Hinauf auf 1500 Meter

Die Pyrenäen waren halb so wild, erzählen sie im Nachhinein, denn es war nur ein Berg mit knapp 1.000 Höhenmetern. Aber spätestens in Spanien haben die Radler die Berge aber wirklich kennengelernt. Auf und ab auf teils Schotterwegen. Mit über 1.500 Metern war hier die höchste Stelle der gesamten Tour. Einprägend war auch der Wind, der in Frankreich und vor allem in Spanien am Nachmittag heftig blies. Und die Hitze, mit teilweise über 35 Grad, die am Nachmittag extrem wurde. So wurden sie zu Frühaufstehern und fuhren meist vor 7 Uhr bei Dunkelheit los, frühstückten in einer Bar nach einigen Kilometern. „Am Nachmittag hatten wir dann mehr Zeit und kamen auch schon oft um 15 Uhr an“, erzählte Peter Vorderwestner. Trotz der Strapazen ziehen die vier ein positives Fazit über ihre Zeit in Spanien: „Die Stimmungen und Sonnenaufgänge, die wir hier erlebt haben, waren einmalig. Nicht zu beschreiben“.

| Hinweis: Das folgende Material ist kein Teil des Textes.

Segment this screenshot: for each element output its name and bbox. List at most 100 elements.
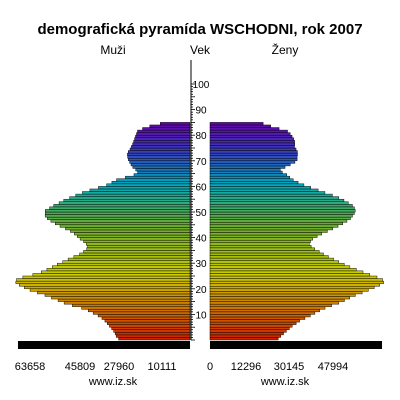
female-bar-age-28 [209, 265, 351, 269]
female-bar-age-80 [209, 132, 291, 136]
age-tick-label: 10 [195, 310, 207, 321]
male-bar-age-67 [132, 165, 191, 169]
male-bar-age-26 [41, 270, 191, 274]
male-bar-age-41 [74, 232, 191, 236]
male-bar-age-25 [32, 273, 191, 277]
female-bar-age-21 [209, 283, 380, 287]
female-bar-age-71 [209, 155, 298, 159]
female-bar-age-79 [209, 134, 293, 138]
right-source-link[interactable]: www.iz.sk [260, 376, 310, 388]
male-bar-age-42 [70, 229, 191, 233]
female-bar-age-52 [209, 204, 353, 208]
female-bar-age-30 [209, 260, 339, 264]
age-tick-label: 100 [193, 80, 210, 91]
female-bar-age-37 [209, 242, 310, 246]
male-bar-age-19 [29, 288, 191, 292]
male-bar-age-62 [116, 178, 191, 182]
male-bar-age-80 [136, 132, 191, 136]
left-x-tick-label: 10111 [148, 361, 177, 373]
male-bar-age-83 [149, 124, 191, 128]
male-bar-age-45 [55, 222, 191, 226]
male-bar-age-65 [137, 170, 191, 174]
male-bar-age-4 [111, 326, 191, 330]
female-bar-age-69 [209, 160, 296, 164]
male-bar-age-63 [125, 175, 191, 179]
female-bar-age-58 [209, 188, 319, 192]
female-bar-age-57 [209, 191, 326, 195]
male-bar-age-27 [46, 268, 191, 272]
male-bar-age-74 [129, 147, 191, 151]
female-bar-age-11 [209, 309, 320, 313]
female-bar-age-72 [209, 152, 298, 156]
female-bar-age-14 [209, 301, 340, 305]
female-bar-age-76 [209, 142, 296, 146]
female-bar-age-38 [209, 239, 311, 243]
male-bar-age-77 [133, 140, 191, 144]
male-bar-age-70 [128, 158, 191, 162]
female-bar-age-3 [209, 329, 287, 333]
right-x-tick-label: 12296 [231, 361, 262, 373]
male-bar-age-76 [132, 142, 191, 146]
male-bar-age-78 [134, 137, 191, 141]
male-bar-age-47 [47, 216, 191, 220]
male-bar-age-53 [58, 201, 191, 205]
male-bar-age-22 [15, 280, 191, 284]
male-bar-age-9 [97, 314, 191, 318]
female-bar-group [209, 122, 384, 341]
left-x-tick-label: 27960 [104, 361, 135, 373]
male-bar-age-28 [52, 265, 191, 269]
female-bar-age-18 [209, 291, 363, 295]
chart-title: demografická pyramída WSCHODNI, rok 2007 [37, 21, 362, 38]
age-axis-strip [191, 60, 209, 340]
male-bar-age-48 [44, 214, 191, 218]
age-tick-label: 50 [195, 208, 207, 219]
male-bar-age-82 [142, 127, 191, 131]
age-tick-label: 30 [195, 259, 207, 270]
male-bar-age-54 [63, 198, 191, 202]
male-bar-age-17 [44, 293, 191, 297]
female-bar-age-9 [209, 314, 311, 318]
male-bar-age-29 [57, 262, 191, 266]
male-bar-age-12 [81, 306, 191, 310]
male-bar-age-56 [75, 193, 191, 197]
male-bar-age-7 [104, 319, 191, 323]
age-tick-label: 80 [195, 131, 207, 142]
female-bar-age-6 [209, 321, 297, 325]
female-bar-age-65 [209, 170, 283, 174]
female-bar-age-67 [209, 165, 286, 169]
male-bar-age-84 [159, 122, 191, 126]
female-bar-age-59 [209, 186, 312, 190]
male-bar-age-61 [111, 181, 191, 185]
male-bar-age-15 [57, 298, 191, 302]
female-bar-age-82 [209, 127, 280, 131]
female-bar-age-39 [209, 237, 313, 241]
female-bar-age-22 [209, 280, 384, 284]
left-source-link[interactable]: www.iz.sk [88, 376, 138, 388]
female-bar-age-2 [209, 332, 284, 336]
right-panel-label: Ženy [272, 42, 299, 57]
female-bar-age-77 [209, 140, 295, 144]
male-bar-age-79 [135, 134, 191, 138]
left-x-tick-label: 45809 [65, 361, 96, 373]
female-bar-age-0 [209, 337, 279, 341]
female-bar-age-41 [209, 232, 322, 236]
male-bar-group [15, 122, 191, 341]
male-bar-age-10 [92, 311, 191, 315]
female-bar-age-83 [209, 124, 271, 128]
female-bar-age-36 [209, 245, 312, 249]
age-tick-label: 60 [195, 182, 207, 193]
male-bar-age-49 [45, 211, 191, 215]
male-bar-age-43 [65, 227, 191, 231]
female-bar-age-31 [209, 257, 334, 261]
age-tick-label: 70 [195, 157, 207, 168]
male-bar-age-8 [101, 316, 191, 320]
male-bar-age-37 [86, 242, 191, 246]
male-bar-age-2 [114, 332, 191, 336]
male-bar-age-35 [86, 247, 191, 251]
male-bar-age-64 [133, 173, 191, 177]
female-bar-age-5 [209, 324, 293, 328]
female-bar-age-50 [209, 209, 356, 213]
male-bar-age-50 [45, 209, 191, 213]
male-bar-age-71 [127, 155, 191, 159]
female-bar-age-29 [209, 262, 345, 266]
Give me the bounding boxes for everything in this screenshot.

„Wart Ihr Euch immer einig?“ wurden sie im Nachhinein öfters gefragt. „Meistens schon“, lautet die Antwort. Es liegt in der Natur der Dinge, dass es auch Meinungsverschiedenheiten gibt, wenn vier Leute über vier Wochen zusammen sind. Aber alles in allem habe es sehr gut geklappt. Aber ganz ohne Zwischenfälle ging das Abenteuer natürlich nicht vorüber.

Einige Zwischenfälle gab´s

Nach acht Tagen in Taize war Jakob Eggers Hydraulik-Bremse undicht. Hier konnte selbst „Chef-Mechaniker“ Peter Vorderwestner nicht mehr helfen. Es dauerte eineinhalb Tage, über 100 Kilometer später, bis sie eine Werkstatt fanden, die offen hatte. Bis dahin fuhr Jakob Egger im wahrsten Sinne des Wortes vorsichtig mit angezogener Handbremse. Kaum zu finden, im Hinterhof gelegen, überall hingen die Ersatzteile mehr oder minder unsortiert runter. „Die reparieren das“ meinte Andreas Klein zu Jakob Egger. Und so war es. Hydraulikbremse komplett ausgebaut - andere gebrauchte Seilzugbremse eingebaut – giftgrün statt schwarz – aber das Rad war wieder voll funktionsfähig. „Musst du halt zu Hause wieder umbauen“ meinte der Handwerker auf französisch wohl zu ihnen. Generell war dies neben einem Platten die einzige Panne - außer dem ausgebissenen Zahn von Franz Manzinger in Le Puy, dem Hauptort im bergigen Zentralmassiv.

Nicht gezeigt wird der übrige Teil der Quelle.